"On the eighth day shall you give it to Me" — the Torah specifies that a first-born animal becomes eligible for the altar on the eighth day after birth. But the Mekhilta asks: is it acceptable only on the eighth day itself, or from the eighth day onward?

The answer comes through a gezeirah shavah. The word "eighth" appears here and also in (Leviticus 22:27): "From the eighth day onward it shall be accepted as an offering." In the Leviticus verse, the phrase "from the eighth day onward" makes clear that the animal remains eligible indefinitely — the eighth day is a minimum, not a maximum.

Since both passages use the word "eighth," the Mekhilta transfers the "onward" from Leviticus to Exodus. Just as there, from the eighth day on, so here, from the eighth day on. The animal can be offered on the eighth day, the ninth day, or any day thereafter.

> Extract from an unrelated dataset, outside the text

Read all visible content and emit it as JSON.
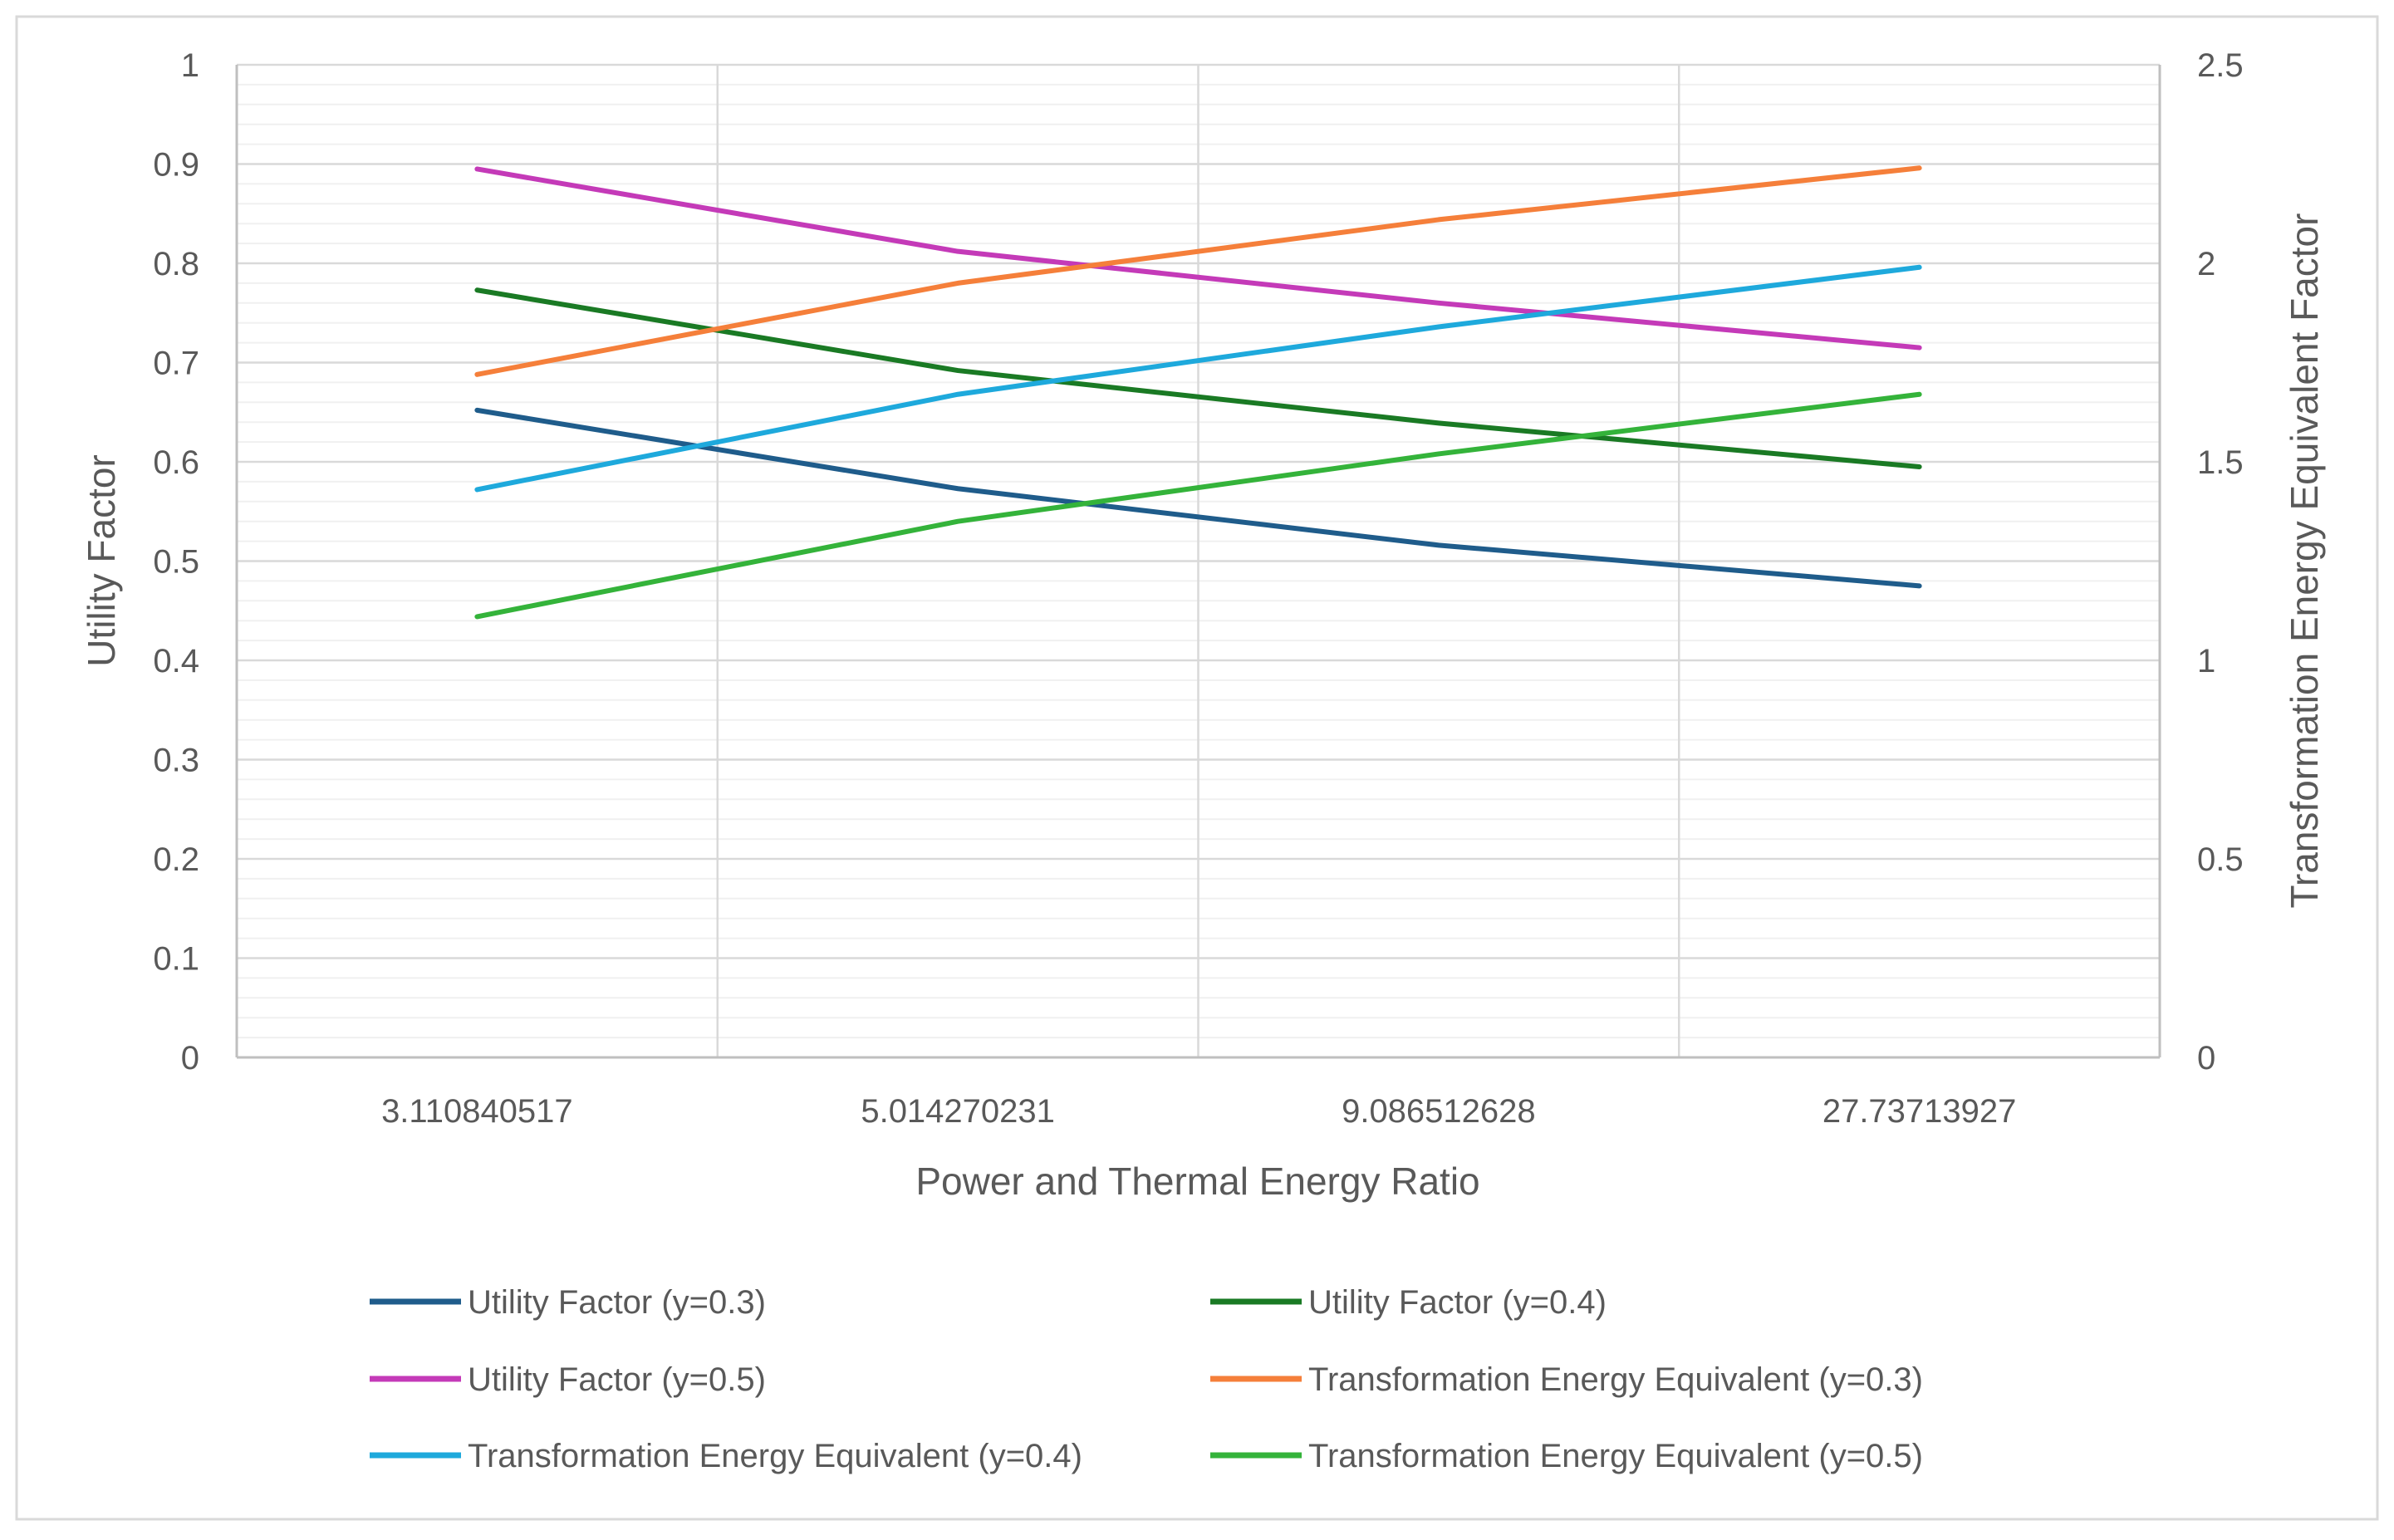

But the transfer works in both directions. The Exodus verse establishes that the eighth day itself is the first acceptable day. This precision transfers back to Leviticus, confirming that the "eighth day" mentioned there is also the first available day — not earlier.

Two passages, each providing information the other lacks, combine through a single shared word to create a complete rule: the animal is acceptable from the eighth day onward, beginning specifically on the eighth day, with no upper limit.